Both Ireland and Canada are officially bilingual countries. There are similarities between the two countries and differences with regard to numbers of speakers and purposes for which speakers use Irish or French. Yet, a comparison of language policy in the two countries is possible, one which would focus on demographic, economic, social, cultural, political, and juridical aspects of language status. The demographic aspect reviews percentages of unilingual and bilingual French and English speakers in Canada and compares the situation with Ireland. The economics discussion focuses on employment opportunities and notes that the language of work is the one which achieves economic status.
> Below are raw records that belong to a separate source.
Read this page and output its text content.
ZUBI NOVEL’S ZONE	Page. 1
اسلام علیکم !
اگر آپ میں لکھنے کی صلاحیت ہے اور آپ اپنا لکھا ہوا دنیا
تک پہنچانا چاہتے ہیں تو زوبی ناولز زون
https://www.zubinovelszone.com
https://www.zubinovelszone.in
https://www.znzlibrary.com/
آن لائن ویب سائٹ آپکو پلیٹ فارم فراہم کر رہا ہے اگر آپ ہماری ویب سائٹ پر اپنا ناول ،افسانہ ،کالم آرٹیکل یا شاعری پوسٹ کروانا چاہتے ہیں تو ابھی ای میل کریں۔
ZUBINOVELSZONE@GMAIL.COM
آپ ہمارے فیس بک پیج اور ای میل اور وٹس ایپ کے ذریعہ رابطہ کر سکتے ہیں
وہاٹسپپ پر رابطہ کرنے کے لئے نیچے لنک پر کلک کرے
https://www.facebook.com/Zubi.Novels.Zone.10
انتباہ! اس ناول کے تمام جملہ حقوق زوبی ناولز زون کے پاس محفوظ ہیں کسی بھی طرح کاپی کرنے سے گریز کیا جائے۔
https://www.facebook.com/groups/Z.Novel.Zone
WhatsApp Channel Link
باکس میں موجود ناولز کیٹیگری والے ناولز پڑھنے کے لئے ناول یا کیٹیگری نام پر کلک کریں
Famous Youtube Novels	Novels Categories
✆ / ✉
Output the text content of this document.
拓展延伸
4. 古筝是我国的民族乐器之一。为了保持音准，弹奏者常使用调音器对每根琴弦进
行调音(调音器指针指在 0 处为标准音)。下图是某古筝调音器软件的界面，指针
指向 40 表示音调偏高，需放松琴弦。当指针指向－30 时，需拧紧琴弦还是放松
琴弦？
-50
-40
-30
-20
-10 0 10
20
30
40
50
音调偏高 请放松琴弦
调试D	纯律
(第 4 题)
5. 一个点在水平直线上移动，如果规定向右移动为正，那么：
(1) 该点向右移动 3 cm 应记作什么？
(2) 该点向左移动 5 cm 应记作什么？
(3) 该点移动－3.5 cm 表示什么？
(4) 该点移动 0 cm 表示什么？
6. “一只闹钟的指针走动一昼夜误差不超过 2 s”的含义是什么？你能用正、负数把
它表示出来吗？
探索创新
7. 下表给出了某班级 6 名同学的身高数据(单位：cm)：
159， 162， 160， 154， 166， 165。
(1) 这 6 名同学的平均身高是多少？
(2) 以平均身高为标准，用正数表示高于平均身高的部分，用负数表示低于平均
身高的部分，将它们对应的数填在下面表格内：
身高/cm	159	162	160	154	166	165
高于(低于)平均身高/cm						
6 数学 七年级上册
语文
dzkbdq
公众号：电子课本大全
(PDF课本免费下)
The social status of language indicates the importance of education in enhancing language status. For example, the cultural status of a language is dependent upon education, a situation clearly evident in Quebec where both French and English populations have had their own school systems including universities. With regard to the political aspect, linguistic territoriality provides political leverage to enact language policies. Finally, the juridical status of language depends on the decision of the state. In conclusion, a distinction is made between functional and symbolic bilingualism, and it is noted that language autonomy seems to depend on economic advantage. (AMH)
Publication Type: Opinion Papers; Speeches/Meeting Papers
Education Level: N/A
Authoring Institution: N/A
Identifiers: Canada (French Provinces); Ireland; Irish (Modern)
Note: Public lecture given under the auspices of Bord na Gaeilge (November 26, 1981). In original publication (ISBN-0-946339-01-5), bound with "Syllabus for Second Language Teaching."